Ruining academic debate

I love university. I love the beautiful Western girls that don't know I exist. I love cheap beer at The Spoke everyday. I love watching the Western football games. I used to love the guest speakers at Western.

That's right, I used to enjoy the guest speakers; but something has changed with the ones coming to Western.

Speakers are invited to Western in the spirit of sharing information and expanding minds. All of that is appropriate, isn't it? After all, universities tend to be bastions of critical thought and free speech.

Many speakers have come to Western in the same spirit universities stand for, such as the Canadian engineer that spoke about why the World Trade Center towers fell the way they did, or the recent Goodman lectures, which featured a former chairman of the American joint chiefs of staff.

The trend for some groups on campus is to invite more controversial speakers - which is great. Universities should push the envelope when dealing with sensitive issues because mainstream media does not offer the contentious points-of-view which spark thought and prompt discussion.

All of this becomes undermined when groups on campus begin competing with each other over political issues, for example, when controversial speakers are invited to lecture on campus just to prove a point for an interested group.

It seems two groups in particular are more concerned with furthering their causes by using guest speakers than actually creating academic debate.

The result is the loss of credibility for both sides of a conflict, as it lowers them to hurling mud at each other. With outside lecturers, these groups have turned lectures into political rallies in which members of the audience cheer or heckle the speakers or audience.

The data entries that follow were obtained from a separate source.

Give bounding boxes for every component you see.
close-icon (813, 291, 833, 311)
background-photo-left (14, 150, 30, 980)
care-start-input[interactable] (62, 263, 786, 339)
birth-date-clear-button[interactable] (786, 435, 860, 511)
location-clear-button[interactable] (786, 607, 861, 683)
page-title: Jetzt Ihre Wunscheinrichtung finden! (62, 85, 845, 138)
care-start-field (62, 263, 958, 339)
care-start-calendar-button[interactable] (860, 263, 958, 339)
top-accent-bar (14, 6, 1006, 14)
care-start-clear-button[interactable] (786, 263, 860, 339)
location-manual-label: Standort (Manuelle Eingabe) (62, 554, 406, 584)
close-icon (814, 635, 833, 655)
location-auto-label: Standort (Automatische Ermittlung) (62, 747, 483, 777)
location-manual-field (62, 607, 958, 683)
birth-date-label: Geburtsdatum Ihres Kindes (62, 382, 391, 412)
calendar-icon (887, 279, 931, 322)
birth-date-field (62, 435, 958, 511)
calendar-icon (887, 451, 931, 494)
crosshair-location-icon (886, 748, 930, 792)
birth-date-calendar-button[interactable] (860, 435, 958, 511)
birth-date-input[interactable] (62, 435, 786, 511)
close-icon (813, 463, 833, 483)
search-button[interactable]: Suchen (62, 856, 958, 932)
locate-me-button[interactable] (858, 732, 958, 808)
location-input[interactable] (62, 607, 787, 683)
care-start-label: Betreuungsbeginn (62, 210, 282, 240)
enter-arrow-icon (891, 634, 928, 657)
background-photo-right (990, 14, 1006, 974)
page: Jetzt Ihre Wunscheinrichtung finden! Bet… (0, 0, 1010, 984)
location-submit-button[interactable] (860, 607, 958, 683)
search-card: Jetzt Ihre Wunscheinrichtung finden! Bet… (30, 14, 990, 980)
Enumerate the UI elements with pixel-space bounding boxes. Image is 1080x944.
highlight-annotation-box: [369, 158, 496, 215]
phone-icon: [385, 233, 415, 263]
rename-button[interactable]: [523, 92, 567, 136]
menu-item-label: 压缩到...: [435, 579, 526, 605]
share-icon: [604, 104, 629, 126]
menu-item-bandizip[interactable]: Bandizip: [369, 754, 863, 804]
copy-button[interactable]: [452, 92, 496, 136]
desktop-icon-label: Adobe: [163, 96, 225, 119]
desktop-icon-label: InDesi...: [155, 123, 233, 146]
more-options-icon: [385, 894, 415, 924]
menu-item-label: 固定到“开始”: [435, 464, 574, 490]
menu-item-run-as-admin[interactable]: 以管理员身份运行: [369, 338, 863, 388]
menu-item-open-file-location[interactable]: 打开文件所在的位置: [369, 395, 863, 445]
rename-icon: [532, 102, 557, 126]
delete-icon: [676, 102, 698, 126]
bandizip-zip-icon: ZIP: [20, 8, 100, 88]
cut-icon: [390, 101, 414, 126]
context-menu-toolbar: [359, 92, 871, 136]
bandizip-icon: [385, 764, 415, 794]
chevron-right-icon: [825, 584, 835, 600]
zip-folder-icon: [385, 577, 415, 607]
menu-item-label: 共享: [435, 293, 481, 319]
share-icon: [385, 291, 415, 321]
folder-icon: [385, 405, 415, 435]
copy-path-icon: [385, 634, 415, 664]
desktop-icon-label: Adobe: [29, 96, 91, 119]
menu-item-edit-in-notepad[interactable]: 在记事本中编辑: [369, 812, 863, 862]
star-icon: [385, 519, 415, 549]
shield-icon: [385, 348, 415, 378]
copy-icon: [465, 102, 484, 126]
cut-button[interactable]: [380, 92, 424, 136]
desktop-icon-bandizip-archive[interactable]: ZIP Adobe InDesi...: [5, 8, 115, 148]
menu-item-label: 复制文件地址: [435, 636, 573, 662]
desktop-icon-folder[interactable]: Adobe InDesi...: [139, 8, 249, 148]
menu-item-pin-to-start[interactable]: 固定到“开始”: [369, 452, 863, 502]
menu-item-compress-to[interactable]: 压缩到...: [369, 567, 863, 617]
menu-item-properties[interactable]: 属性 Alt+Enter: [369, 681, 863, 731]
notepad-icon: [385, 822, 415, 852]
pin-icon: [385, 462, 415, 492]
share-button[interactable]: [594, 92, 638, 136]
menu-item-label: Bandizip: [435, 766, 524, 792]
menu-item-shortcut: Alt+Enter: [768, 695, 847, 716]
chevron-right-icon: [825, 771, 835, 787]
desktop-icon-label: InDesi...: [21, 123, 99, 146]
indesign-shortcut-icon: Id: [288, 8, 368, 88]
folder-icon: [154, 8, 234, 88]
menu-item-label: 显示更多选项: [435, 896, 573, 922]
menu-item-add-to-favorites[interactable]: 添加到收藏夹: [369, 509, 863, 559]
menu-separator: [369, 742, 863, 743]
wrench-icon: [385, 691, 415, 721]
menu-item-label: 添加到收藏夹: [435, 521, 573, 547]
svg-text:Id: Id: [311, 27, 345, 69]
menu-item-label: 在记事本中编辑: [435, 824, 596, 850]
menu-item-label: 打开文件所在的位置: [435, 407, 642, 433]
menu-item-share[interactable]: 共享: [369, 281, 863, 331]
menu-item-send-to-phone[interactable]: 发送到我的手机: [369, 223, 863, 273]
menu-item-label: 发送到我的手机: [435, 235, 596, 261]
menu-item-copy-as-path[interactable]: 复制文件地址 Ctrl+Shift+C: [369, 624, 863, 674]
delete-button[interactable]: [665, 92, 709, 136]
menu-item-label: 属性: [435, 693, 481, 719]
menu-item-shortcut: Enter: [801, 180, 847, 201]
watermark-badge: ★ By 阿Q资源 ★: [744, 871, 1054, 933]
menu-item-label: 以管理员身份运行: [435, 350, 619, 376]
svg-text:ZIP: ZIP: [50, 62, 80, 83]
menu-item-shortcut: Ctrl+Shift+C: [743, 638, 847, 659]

The flawed intentions behind inviting lecturers change their whole flavour and the lecture subjects. Instead of creating an atmosphere of comfort, these lectures, such as ones that deal with the Middle East conflict, create a tense environment where the audience feels they must choose sides.

The solution is not to begin censoring guest speakers from campus, but maybe groups should have the maturity to consider the merits of their reasons for inviting a speaker to give a lecture - otherwise this childish war of words will continue.